Will we ever see higher spec chips in the Arduino

Grumpy_Mike:
Yes that is my point, the hardware abstraction can take place under the hood like it is done now and most users will be non the wiser.

Sadly, the Arduino world is filled with sketches and libraries that directly manipulate the timers and ports.

While pinMode, digitalWrite and digitalRead do provide a nice hardware abstraction, lots of authors are dissatisfied with their sluggish performance. Several libraries, like Capsense, Ping, OneWire and others legitimately need the performance and can't work well with the 50-some cycles taken by digitalWrite. But in many other cases I've seen, authors are simply familiar with directly manipulating the ports and do so, even if their code spends much of its time in delay().

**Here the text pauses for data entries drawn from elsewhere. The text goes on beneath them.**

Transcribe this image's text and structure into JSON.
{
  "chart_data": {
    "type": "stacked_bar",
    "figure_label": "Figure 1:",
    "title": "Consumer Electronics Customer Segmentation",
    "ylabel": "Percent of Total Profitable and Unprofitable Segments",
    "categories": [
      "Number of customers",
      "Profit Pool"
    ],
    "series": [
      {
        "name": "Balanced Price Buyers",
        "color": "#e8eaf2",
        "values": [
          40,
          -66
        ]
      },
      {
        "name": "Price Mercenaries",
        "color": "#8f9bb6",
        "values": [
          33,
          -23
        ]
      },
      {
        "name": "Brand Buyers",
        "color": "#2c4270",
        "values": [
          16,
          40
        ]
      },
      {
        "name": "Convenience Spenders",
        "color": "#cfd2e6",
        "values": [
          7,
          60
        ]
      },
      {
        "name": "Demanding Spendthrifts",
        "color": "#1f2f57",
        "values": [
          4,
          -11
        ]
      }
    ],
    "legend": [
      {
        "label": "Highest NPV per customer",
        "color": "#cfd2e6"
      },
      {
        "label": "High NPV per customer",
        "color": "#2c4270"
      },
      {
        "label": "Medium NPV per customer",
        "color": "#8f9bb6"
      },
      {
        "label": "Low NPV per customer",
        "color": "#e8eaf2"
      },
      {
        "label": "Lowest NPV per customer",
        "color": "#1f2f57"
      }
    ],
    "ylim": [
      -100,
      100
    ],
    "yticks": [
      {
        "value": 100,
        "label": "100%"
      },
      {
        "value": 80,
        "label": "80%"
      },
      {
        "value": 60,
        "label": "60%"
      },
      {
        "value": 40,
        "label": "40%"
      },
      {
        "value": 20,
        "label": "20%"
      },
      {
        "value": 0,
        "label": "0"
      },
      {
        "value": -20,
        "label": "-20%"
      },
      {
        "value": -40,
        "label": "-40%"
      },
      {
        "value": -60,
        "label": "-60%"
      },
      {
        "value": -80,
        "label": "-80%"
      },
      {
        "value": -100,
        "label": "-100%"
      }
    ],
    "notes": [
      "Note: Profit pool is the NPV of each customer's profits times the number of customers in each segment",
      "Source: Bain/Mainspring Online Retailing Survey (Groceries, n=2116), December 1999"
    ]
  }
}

Even with the Arduino functions are used, a very AVR trick is used to activate the pullup resistors. All ARM chips, and even AVR XMEGA, use a separate register to control the pullups, rather than repurposing the output register when the pin is using input mode. Arduino 1.0.1 will finally provide INPUT_PULLUP with pinMode(), but there is already a vast amount of code written which depends on the AVR register behavior.

When it comes to timers, Arduino provides nothing other than polling with millis() or micros(). A good portion of all Arduino libraries directly manipulate one or more hardware timer, with lots of AVR timer register assumptions built in. If you look at ChipKit and Maple, very few libraries are compatible. Usually it's timers.

Arduino has also been long missing a number of other important features. In their absence, authors have resorted to direct hardware access. For example, I recently worked on porting (only to Teensy with non-UART "Serial", not a non-AVR chip) a sketch that allowed a specific software package to control several stepper motors. It was based on a big polling loop that depending on non-blocking access to Serial and the motors. Of course, Arduino's Stepper library is a fully blocking API (only 1 stepper can move at a time). Until very recently, transmitting on Serial also blocked if more than 2 bytes were sent. So the author wrote his own stepper control code, using direct port manipulation, and wrote all the output to a buffer, with direct access to the UART registers to incrementally transmit the buffer contents only when the UART was ready for another byte. Had Arduino offered something like Serial.available() to know if writing would block, that sketch probably wouldn't have directly hit the UART and might be portable to a future ARM-based board. But like so many Arduino application, the gaps in Arduino's functionality required direct hardware access.

Eventually Arduino is going to need to provide a more complete API. It's so very unfortunate that the motivation to design the API with forward thinking towards future platforms hasn't been present all these years. So many very compelling sketches and libraries have been written over the last couple years. A great number that do anything "interesting" are unable to use only the Arduino functions without resorting to AVR-specific direct hardware manipulation.

Even today, lots of sketches work on Uno but not Mega. When/if Due is released, certainly simple LED blink examples will work, but it's going to be take a lot of work for many of the compelling libraries and sketches are ported.